В игорное заведение под названием «Три семерки» я вошел около девяти вечера, а через час остался без гроша. Просадил ровно пятьсот тысяч. Карта ложилась с каким-то удивительным паскудством: «фигура» шла вразнобой, а масть обязательно выпадала против трех тузов у партнера.
Озадаченный быстротой проигрыша, я переместился к автоматам и там уже без затей «слил» загашник — сто долларов, отложенных на черный день.
После этого — увы! — устроился на высоком табурете за стойкой бара, и седовласый осетин дядя Жорик налил мне в долг разгрузочные сто пятьдесят коньяку.
— Что-то редко бываешь, — заметил сочувственно.
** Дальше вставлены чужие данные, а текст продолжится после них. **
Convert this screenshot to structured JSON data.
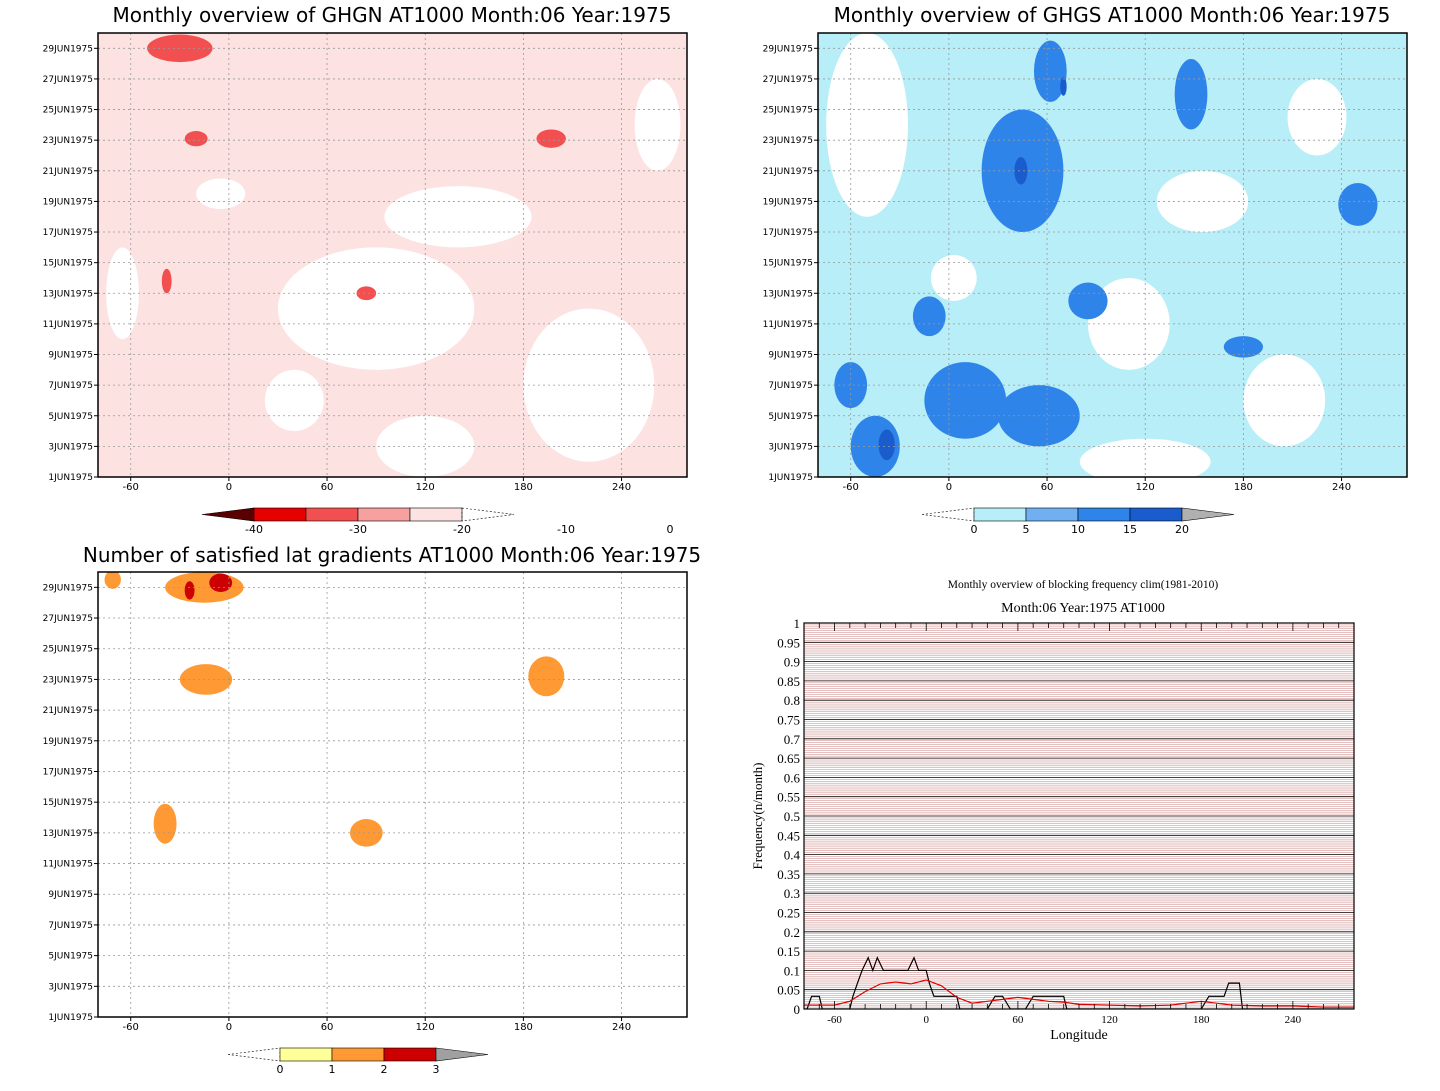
{
  "chart_data": [
    {
      "type": "heatmap",
      "title": "Monthly overview of GHGN AT1000 Month:06 Year:1975",
      "xlabel": "",
      "ylabel": "",
      "xlim": [
        -80,
        280
      ],
      "x_ticks": [
        "-60",
        "0",
        "60",
        "120",
        "180",
        "240"
      ],
      "x_tick_values": [
        -60,
        0,
        60,
        120,
        180,
        240
      ],
      "y_ticks": [
        "1JUN1975",
        "3JUN1975",
        "5JUN1975",
        "7JUN1975",
        "9JUN1975",
        "11JUN1975",
        "13JUN1975",
        "15JUN1975",
        "17JUN1975",
        "19JUN1975",
        "21JUN1975",
        "23JUN1975",
        "25JUN1975",
        "27JUN1975",
        "29JUN1975"
      ],
      "y_tick_values": [
        1,
        3,
        5,
        7,
        9,
        11,
        13,
        15,
        17,
        19,
        21,
        23,
        25,
        27,
        29
      ],
      "ylim": [
        1,
        30
      ],
      "grid": true,
      "colorbar": {
        "labels": [
          "-40",
          "-30",
          "-20",
          "-10",
          "0"
        ],
        "colors": [
          "#5a0000",
          "#e60000",
          "#f25050",
          "#f7a0a0",
          "#fde2e2"
        ],
        "extend": "both",
        "orientation": "horizontal"
      },
      "blobs": [
        {
          "x": -30,
          "y": 29,
          "rx": 20,
          "ry": 0.9,
          "level": 2
        },
        {
          "x": -20,
          "y": 23.1,
          "rx": 7,
          "ry": 0.5,
          "level": 2
        },
        {
          "x": 197,
          "y": 23.1,
          "rx": 9,
          "ry": 0.6,
          "level": 2
        },
        {
          "x": -38,
          "y": 13.8,
          "rx": 3,
          "ry": 0.8,
          "level": 2
        },
        {
          "x": 84,
          "y": 13,
          "rx": 6,
          "ry": 0.45,
          "level": 2
        }
      ],
      "clear_regions": [
        {
          "x": 90,
          "y": 12,
          "rx": 60,
          "ry": 4
        },
        {
          "x": 220,
          "y": 7,
          "rx": 40,
          "ry": 5
        },
        {
          "x": 140,
          "y": 18,
          "rx": 45,
          "ry": 2
        },
        {
          "x": 262,
          "y": 24,
          "rx": 14,
          "ry": 3
        },
        {
          "x": 40,
          "y": 6,
          "rx": 18,
          "ry": 2
        },
        {
          "x": -65,
          "y": 13,
          "rx": 10,
          "ry": 3
        },
        {
          "x": -5,
          "y": 19.5,
          "rx": 15,
          "ry": 1
        },
        {
          "x": 120,
          "y": 3,
          "rx": 30,
          "ry": 2
        }
      ]
    },
    {
      "type": "heatmap",
      "title": "Monthly overview of GHGS AT1000 Month:06 Year:1975",
      "xlabel": "",
      "ylabel": "",
      "xlim": [
        -80,
        280
      ],
      "x_ticks": [
        "-60",
        "0",
        "60",
        "120",
        "180",
        "240"
      ],
      "x_tick_values": [
        -60,
        0,
        60,
        120,
        180,
        240
      ],
      "y_ticks": [
        "1JUN1975",
        "3JUN1975",
        "5JUN1975",
        "7JUN1975",
        "9JUN1975",
        "11JUN1975",
        "13JUN1975",
        "15JUN1975",
        "17JUN1975",
        "19JUN1975",
        "21JUN1975",
        "23JUN1975",
        "25JUN1975",
        "27JUN1975",
        "29JUN1975"
      ],
      "y_tick_values": [
        1,
        3,
        5,
        7,
        9,
        11,
        13,
        15,
        17,
        19,
        21,
        23,
        25,
        27,
        29
      ],
      "ylim": [
        1,
        30
      ],
      "grid": true,
      "colorbar": {
        "labels": [
          "0",
          "5",
          "10",
          "15",
          "20"
        ],
        "colors": [
          "#b8eef8",
          "#70b0f0",
          "#2e84e8",
          "#1a5ccc",
          "#b0b0b0"
        ],
        "extend": "both",
        "orientation": "horizontal"
      },
      "blobs": [
        {
          "x": 45,
          "y": 21,
          "rx": 25,
          "ry": 4,
          "level": 2
        },
        {
          "x": 62,
          "y": 27.5,
          "rx": 10,
          "ry": 2,
          "level": 2
        },
        {
          "x": 148,
          "y": 26,
          "rx": 10,
          "ry": 2.3,
          "level": 2
        },
        {
          "x": 10,
          "y": 6,
          "rx": 25,
          "ry": 2.5,
          "level": 2
        },
        {
          "x": 55,
          "y": 5,
          "rx": 25,
          "ry": 2,
          "level": 2
        },
        {
          "x": -45,
          "y": 3,
          "rx": 15,
          "ry": 2,
          "level": 2
        },
        {
          "x": -60,
          "y": 7,
          "rx": 10,
          "ry": 1.5,
          "level": 2
        },
        {
          "x": 85,
          "y": 12.5,
          "rx": 12,
          "ry": 1.2,
          "level": 2
        },
        {
          "x": 250,
          "y": 18.8,
          "rx": 12,
          "ry": 1.4,
          "level": 2
        },
        {
          "x": 180,
          "y": 9.5,
          "rx": 12,
          "ry": 0.7,
          "level": 2
        },
        {
          "x": -12,
          "y": 11.5,
          "rx": 10,
          "ry": 1.3,
          "level": 2
        },
        {
          "x": 44,
          "y": 21,
          "rx": 4,
          "ry": 0.9,
          "level": 3
        },
        {
          "x": -38,
          "y": 3.1,
          "rx": 5,
          "ry": 1,
          "level": 3
        },
        {
          "x": 70,
          "y": 26.5,
          "rx": 2,
          "ry": 0.6,
          "level": 3
        }
      ],
      "clear_regions": [
        {
          "x": -50,
          "y": 24,
          "rx": 25,
          "ry": 6
        },
        {
          "x": 110,
          "y": 11,
          "rx": 25,
          "ry": 3
        },
        {
          "x": 205,
          "y": 6,
          "rx": 25,
          "ry": 3
        },
        {
          "x": 155,
          "y": 19,
          "rx": 28,
          "ry": 2
        },
        {
          "x": 225,
          "y": 24.5,
          "rx": 18,
          "ry": 2.5
        },
        {
          "x": 3,
          "y": 14,
          "rx": 14,
          "ry": 1.5
        },
        {
          "x": 120,
          "y": 2,
          "rx": 40,
          "ry": 1.5
        }
      ]
    },
    {
      "type": "heatmap",
      "title": "Number of satisfied lat gradients AT1000 Month:06 Year:1975",
      "xlabel": "",
      "ylabel": "",
      "xlim": [
        -80,
        280
      ],
      "x_ticks": [
        "-60",
        "0",
        "60",
        "120",
        "180",
        "240"
      ],
      "x_tick_values": [
        -60,
        0,
        60,
        120,
        180,
        240
      ],
      "y_ticks": [
        "1JUN1975",
        "3JUN1975",
        "5JUN1975",
        "7JUN1975",
        "9JUN1975",
        "11JUN1975",
        "13JUN1975",
        "15JUN1975",
        "17JUN1975",
        "19JUN1975",
        "21JUN1975",
        "23JUN1975",
        "25JUN1975",
        "27JUN1975",
        "29JUN1975"
      ],
      "y_tick_values": [
        1,
        3,
        5,
        7,
        9,
        11,
        13,
        15,
        17,
        19,
        21,
        23,
        25,
        27,
        29
      ],
      "ylim": [
        1,
        30
      ],
      "grid": true,
      "colorbar": {
        "labels": [
          "0",
          "1",
          "2",
          "3"
        ],
        "colors": [
          "#ffff99",
          "#ff9933",
          "#cc0000",
          "#a0a0a0"
        ],
        "extend": "both",
        "orientation": "horizontal"
      },
      "blobs": [
        {
          "x": -71,
          "y": 29.5,
          "rx": 5,
          "ry": 0.6,
          "level": 1
        },
        {
          "x": -15,
          "y": 29,
          "rx": 24,
          "ry": 1.0,
          "level": 1
        },
        {
          "x": -14,
          "y": 23,
          "rx": 16,
          "ry": 1.0,
          "level": 1
        },
        {
          "x": 194,
          "y": 23.2,
          "rx": 11,
          "ry": 1.3,
          "level": 1
        },
        {
          "x": -39,
          "y": 13.6,
          "rx": 7,
          "ry": 1.3,
          "level": 1
        },
        {
          "x": 84,
          "y": 13.0,
          "rx": 10,
          "ry": 0.9,
          "level": 1
        },
        {
          "x": -5,
          "y": 29.3,
          "rx": 7,
          "ry": 0.6,
          "level": 2
        },
        {
          "x": -24,
          "y": 28.8,
          "rx": 3,
          "ry": 0.6,
          "level": 2
        }
      ],
      "clear_regions": []
    },
    {
      "type": "line",
      "title": "Monthly overview of blocking frequency clim(1981-2010)",
      "subtitle": "Month:06 Year:1975  AT1000",
      "xlabel": "Longitude",
      "ylabel": "Frequency(n/month)",
      "xlim": [
        -80,
        280
      ],
      "ylim": [
        0,
        1
      ],
      "x_ticks": [
        "-60",
        "0",
        "60",
        "120",
        "180",
        "240"
      ],
      "x_tick_values": [
        -60,
        0,
        60,
        120,
        180,
        240
      ],
      "y_ticks": [
        "0",
        "0.05",
        "0.1",
        "0.15",
        "0.2",
        "0.25",
        "0.3",
        "0.35",
        "0.4",
        "0.45",
        "0.5",
        "0.55",
        "0.6",
        "0.65",
        "0.7",
        "0.75",
        "0.8",
        "0.85",
        "0.9",
        "0.95",
        "1"
      ],
      "grid": true,
      "series": [
        {
          "color": "#000000",
          "x": [
            -80,
            -78,
            -75,
            -70,
            -68,
            -65,
            -50,
            -48,
            -45,
            -42,
            -38,
            -35,
            -32,
            -28,
            -25,
            -22,
            -18,
            -12,
            -8,
            -5,
            -2,
            0,
            2,
            5,
            20,
            22,
            40,
            45,
            50,
            55,
            60,
            65,
            70,
            72,
            90,
            92,
            180,
            185,
            195,
            198,
            202,
            205,
            207,
            210,
            280
          ],
          "y": [
            0,
            0,
            0.033,
            0.033,
            0,
            0,
            0,
            0.033,
            0.067,
            0.1,
            0.133,
            0.1,
            0.133,
            0.1,
            0.1,
            0.1,
            0.1,
            0.1,
            0.133,
            0.1,
            0.1,
            0.1,
            0.067,
            0.033,
            0.033,
            0,
            0,
            0.033,
            0.033,
            0,
            0,
            0,
            0.033,
            0.033,
            0.033,
            0,
            0,
            0.033,
            0.033,
            0.067,
            0.067,
            0.067,
            0,
            0,
            0
          ]
        },
        {
          "color": "#dd0000",
          "x": [
            -80,
            -70,
            -60,
            -50,
            -40,
            -30,
            -20,
            -10,
            0,
            10,
            20,
            30,
            40,
            50,
            60,
            70,
            80,
            90,
            100,
            120,
            140,
            160,
            170,
            180,
            190,
            200,
            220,
            240,
            260,
            280
          ],
          "y": [
            0.01,
            0.01,
            0.01,
            0.02,
            0.045,
            0.065,
            0.07,
            0.065,
            0.075,
            0.06,
            0.03,
            0.015,
            0.02,
            0.025,
            0.03,
            0.025,
            0.02,
            0.018,
            0.012,
            0.01,
            0.008,
            0.01,
            0.015,
            0.02,
            0.015,
            0.01,
            0.008,
            0.008,
            0.005,
            0.005
          ]
        }
      ]
    }
  ]
}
— Дела, — ответил я. От коньяка на голодный желудок по телу прокатился ровный жар и ярко освещенная, полная людей комната некоторым образом покачнулась. Рядом, посасывая через трубочку шампанское, скучала Люська, потрепанная профессионалка из здешней обслуги. С Люськой мы были шапочно знакомы и раза два уже сговаривались при случае скоротать вечерок.
— Что, Санчик, продулся?
— Не то слово. Вылетел в трубу. У тебя нет случайно пушки в сумочке?
— Зачем тебе пушка, дорогой?
— Как зачем? Дворяне в таких случаях стреляются.
— Ты разве дворянин?
— Обижаешь, подружка.
Я взглянул на свои руки: пальцы слегка подрагивали, как лапки подыхающего на солнцепеке краба. Дурной знак. Едва за тридцатник перевалило, как нервы пошли вразнос.
— Дворяне действительно стрелялись, — мечтательно вздохнула Люська. — Но не из-за денег, дорогой. Они стрелялись, когда была задета честь. Сегодня это понятие сугубо архаическое.
До того как утвердиться в самой престижной рыночной профессии, Люська окончила филологический факультет и несколько лет корпела в библиотеках, вымучивая диссертацию на какую-то заумную лингвистическую тему. Сейчас-то она процветала, а в те годы, по ее же словам, была дурнушкой и бумажной крысой. И все же некая щемящая, трогательная нота осталась звенеть в ее душе от тех выброшенных псу под хвост лет. Пожалуй, у нее можно было стрельнуть тысчонок двести, чтобы доиграть пару конов.